The reason I say you can’t turn every fault into an error return is because an unexpected infinite loop is also a type of fault. If you call some function that has bugs in it, then there’s a chance that the function won’t return. “Won’t return” may mean that it panics, deadlocks, loops forever, or loops for so long it might as well be forever. In Haskell, all of these different behaviors are lumped in together as “bottom”, and bottom is a value which has well-defined semantics even though it covers all these different cases. There’s a whole debate in the Haskell community about whether functions should be total. A total function doesn’t return bottom unless bottom was an argument—in Go/Rust terms, a total function does not panic and does not infinitely loop.

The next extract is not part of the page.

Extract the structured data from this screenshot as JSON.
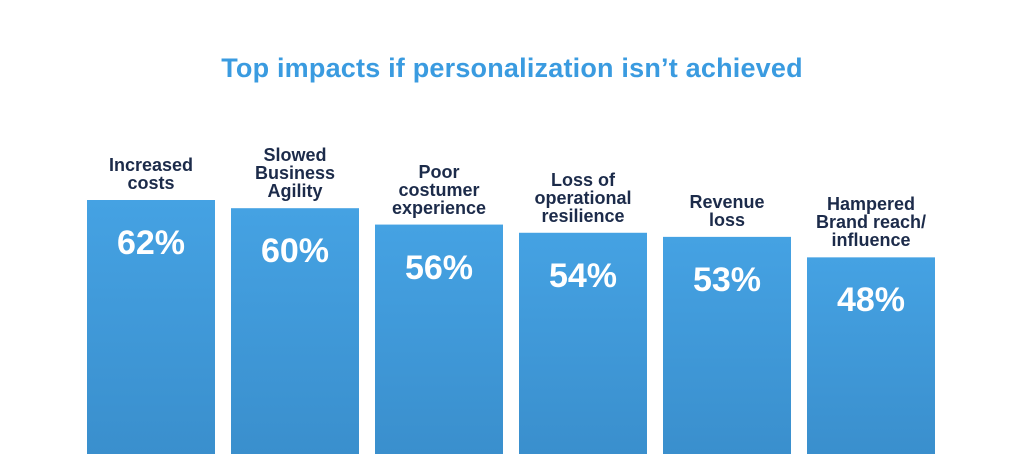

My take—as long as you think “this function might not return because it has a bug in it”, there’s not a good reason to prohibit panic(). The panic() functionality is a more controlled, flexible way for a function to not return.

I think you could write a whole article on when to use recover() in Go. The idea that you should never panic is a bit of a hopeless dream—if that’s the kind of correctness you want, then it sounds like you want some kind of formal verification, which can be done but not in Go. The idea that you should never recover() is too severe. Yes, you can find code that leaves your program in an inconsistent state after a panic(), but in practice I’d say that these problems are relatively rare. You can also use panic/recover to simplify your code in certain ways. I’ve used panic/recover to write parsers or deserialization code, where you just use a panic() to return an error from the top-level parser/deserializer, which catches it with a recover().

I’d also say that it’s relatively normal to recover() inside your request handler for network services. You could weigh the risk of panic/recover leaving your application server in an unexpected state against the risk of getting a denial of service from panic taking down the whole app.

2 comments

Panics in Rust are for logic errors that can't be meaningfully recovered from. You can easily convert an error state into a panic, by using .unwrap() or .expect(), or pass the error back to the caller via the '?' syntax. Rust does have a "recover"-like facility that can catch a panic, but it's intended for exceptional use; it also has no effect when panics are configured (at the whole-program level) to abort the program immediately.
Yes, that matches my understanding. In Go, panics can also be used for recoverable errors, if you so choose. In Rust you can catch_unwind() which is similar to Go’s recover(), and the big difference is that (1) it may not work depending on how your project is configured, and (2) its use is very strongly discouraged.
In theory, Go is the same way, but Go does a lot less to prevent panics, limit them to very specific circumstances, mitigate their effects, or limit unexpected failure modes.
> Yes, Rust “partially” resolves the issue

Which is a pretty big advantage!

Doesn’t Go also partially solve the issue?

I write both Go and Rust code, and I don’t feel like there’s a huge advantage to one side or the other here. Maybe I don’t understand what point you are making.

Whether it's a big or small advantage is an empirical question. How often do panics happen otherwise, and how bad are they? It's going to depend on the system.